Ryan also dusted off his much-derided budget, which passed the Republican-controlled House in April. The plan, which Democrats are sure to run against in 2012, would turn Medicare into a voucher program and cut Medicaid spending by almost $800 billion over the next decade. According to the Congressional Budget Office, Ryan’s plan would cut federal Medicaid funding to states by 35 percent in 2022 and by 49 percent in 2030.
Despite the political liabilities the plan presents for Ryan, he has to stick with it, says Michael Linden, an economist at the liberal Center for American Progress. “If there’s one person that needs the budget plan to stay as a respectable alternative, it’s Paul Ryan,” Linden says. “His whole aura of budget wonk and the go-to guy for budget stuff on the GOP is based, in part on that budget. And so he cannot allow that budget to sort of disappear.”
Ryan’s defense of his budget may be understandable on political grounds, but it’s not a serious proposal for reducing income inequality. Instead, it would make the problem worse by making poor and middle-class elderly people pay more for their health care. As Jared Bernstein, Vice President Joe Biden’s former economic advisor, points out, “It’s one thing for the political class not to deal with the real problems we face; it’s quite another for them to make them worse” through budget plans like Ryan’s.

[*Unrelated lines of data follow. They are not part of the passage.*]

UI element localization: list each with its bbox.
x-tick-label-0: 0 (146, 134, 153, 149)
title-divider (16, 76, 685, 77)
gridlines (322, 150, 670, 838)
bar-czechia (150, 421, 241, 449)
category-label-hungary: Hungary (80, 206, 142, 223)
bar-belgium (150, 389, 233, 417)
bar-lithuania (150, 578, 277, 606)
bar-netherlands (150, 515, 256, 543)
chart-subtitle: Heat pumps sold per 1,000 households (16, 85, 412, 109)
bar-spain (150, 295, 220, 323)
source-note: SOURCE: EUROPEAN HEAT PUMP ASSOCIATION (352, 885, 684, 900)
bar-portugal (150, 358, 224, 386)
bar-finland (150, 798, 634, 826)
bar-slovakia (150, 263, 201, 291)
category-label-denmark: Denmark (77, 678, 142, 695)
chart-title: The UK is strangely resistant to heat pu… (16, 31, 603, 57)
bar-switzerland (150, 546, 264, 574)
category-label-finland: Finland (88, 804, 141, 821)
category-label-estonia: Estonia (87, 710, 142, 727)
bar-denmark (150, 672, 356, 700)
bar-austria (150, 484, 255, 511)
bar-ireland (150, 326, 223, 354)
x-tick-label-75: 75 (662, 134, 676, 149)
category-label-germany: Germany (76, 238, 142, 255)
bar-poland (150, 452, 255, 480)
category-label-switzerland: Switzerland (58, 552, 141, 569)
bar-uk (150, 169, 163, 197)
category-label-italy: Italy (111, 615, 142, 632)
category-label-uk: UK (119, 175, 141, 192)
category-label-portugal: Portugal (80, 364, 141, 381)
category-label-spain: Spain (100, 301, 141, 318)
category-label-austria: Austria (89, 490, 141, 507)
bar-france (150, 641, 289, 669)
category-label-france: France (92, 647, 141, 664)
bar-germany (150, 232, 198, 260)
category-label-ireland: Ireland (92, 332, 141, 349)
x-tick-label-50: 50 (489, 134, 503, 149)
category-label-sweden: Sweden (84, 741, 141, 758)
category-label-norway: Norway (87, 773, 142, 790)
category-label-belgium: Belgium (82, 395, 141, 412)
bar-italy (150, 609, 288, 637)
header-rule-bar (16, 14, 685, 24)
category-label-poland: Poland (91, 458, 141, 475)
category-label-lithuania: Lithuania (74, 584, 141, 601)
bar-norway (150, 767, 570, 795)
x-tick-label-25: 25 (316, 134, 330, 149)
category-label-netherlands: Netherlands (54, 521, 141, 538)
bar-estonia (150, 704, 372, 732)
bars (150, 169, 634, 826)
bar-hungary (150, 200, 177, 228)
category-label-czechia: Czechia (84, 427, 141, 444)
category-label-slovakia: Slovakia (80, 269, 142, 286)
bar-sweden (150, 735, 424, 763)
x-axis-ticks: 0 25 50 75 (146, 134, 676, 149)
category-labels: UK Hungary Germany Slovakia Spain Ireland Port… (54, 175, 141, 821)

Between Ryan’s speech, Cantor’s undelivered address, and a recent event at the conservative American Enterprise Institute on the myth of income inequality, “the conversation has definitley changed,” Linden say. “Republicans are being forced to talk about these issues, and come up with their answer.” But judging from top GOPers’ statements thus far, it’s pretty clear that no one in the party has devoted much thought to why inequality exists, who’s responsible, and how to fix it.